These should be sobering times for open-wheel or formula car racing around the world. We all know the web of problems shrouding IRL and Champ Car and, of course, Formula 1 has wilfully plunged itself into perhaps the most ego and greed-laden Machiavellian episode in the chequered history of the most exalted of racing categories.
The Stepneygate saga has exposed
F1 at its worst and, with the story set to run and run, it’s impossible to estimate how much damage will be done to the FIA’s world championship.
Meanwhile, NASCAR continues to roll along. Despite soft TV ratings, weak crowds at some races, the much-criticised transition to the Car of Tomorrow, and the arrival of Toyota, the France family’s leviathan of American motor racing remains in rude health as the Nextel Cup series enters its Chase for the Cup play-off season.
As everyone knows, former F1 and CART superstar
Juan Pablo Montoya is the poster boy for NASCAR’s new global expansion, with Dario Franchitti and Jacques Villeneuve poised to follow his tracks. Montoya’s move from F1 to Chip Ganassi’s Cup team was a first for racing and his pair of NASCAR wins to date - in a Busch race in Mexico City and Cup race at Infineon Raceway - have paid off for Ganassi, his sponsors and NASCAR as a whole. For his part, Montoya couldn’t be happier with his move into the 850 hp, 3,400 pound beasts.
“I’m having fun,” Juan commented in New Hampshire last weekend. “You get to race every week. The races are awesome and the cars are a handful. It makes it interesting.

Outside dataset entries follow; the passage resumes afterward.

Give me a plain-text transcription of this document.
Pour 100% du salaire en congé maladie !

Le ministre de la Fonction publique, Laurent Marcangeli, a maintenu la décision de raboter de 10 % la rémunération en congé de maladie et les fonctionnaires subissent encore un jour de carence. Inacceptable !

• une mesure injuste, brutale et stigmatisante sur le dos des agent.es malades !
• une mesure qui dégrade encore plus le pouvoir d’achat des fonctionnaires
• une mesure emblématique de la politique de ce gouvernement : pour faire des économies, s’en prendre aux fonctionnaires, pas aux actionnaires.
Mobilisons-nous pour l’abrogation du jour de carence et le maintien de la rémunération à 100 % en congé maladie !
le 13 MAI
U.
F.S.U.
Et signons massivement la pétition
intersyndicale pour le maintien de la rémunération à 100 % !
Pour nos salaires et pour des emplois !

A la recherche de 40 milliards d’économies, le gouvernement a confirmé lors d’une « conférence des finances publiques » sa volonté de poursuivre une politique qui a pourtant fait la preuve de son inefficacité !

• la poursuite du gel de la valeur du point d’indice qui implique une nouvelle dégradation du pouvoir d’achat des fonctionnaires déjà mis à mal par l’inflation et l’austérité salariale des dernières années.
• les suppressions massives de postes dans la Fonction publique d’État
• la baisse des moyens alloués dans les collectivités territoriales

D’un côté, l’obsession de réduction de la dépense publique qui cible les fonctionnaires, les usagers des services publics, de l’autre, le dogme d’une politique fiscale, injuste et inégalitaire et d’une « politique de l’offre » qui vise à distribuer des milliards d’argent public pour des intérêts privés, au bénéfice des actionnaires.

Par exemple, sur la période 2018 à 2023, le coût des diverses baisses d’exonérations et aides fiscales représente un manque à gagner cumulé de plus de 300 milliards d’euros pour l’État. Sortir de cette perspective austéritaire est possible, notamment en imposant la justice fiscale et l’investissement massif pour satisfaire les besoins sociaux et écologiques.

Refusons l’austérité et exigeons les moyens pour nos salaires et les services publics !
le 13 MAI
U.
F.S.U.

I wouldn’t change it for anything.”
Montoya loves the pure pleasure of racing in NASCAR.
“It’s good because you’re always racing,” he said. “In open-wheel you get frustrated because you can’t pass people. Here, you can, and if you don’t do it, you can try again and try again, and you will pass him. There are always different patterns and grooves, and every week it’s a different track and a different set-up.”
Juan readily admits there are politics in NASCAR, but nothing like
Formula 1.
“There are some politics, but I think it’s a well-balanced environment,” he remarked.
The most difficult adjustment Montoya has had to make is not in his driving but in learning to live with being out to lunch some weekends.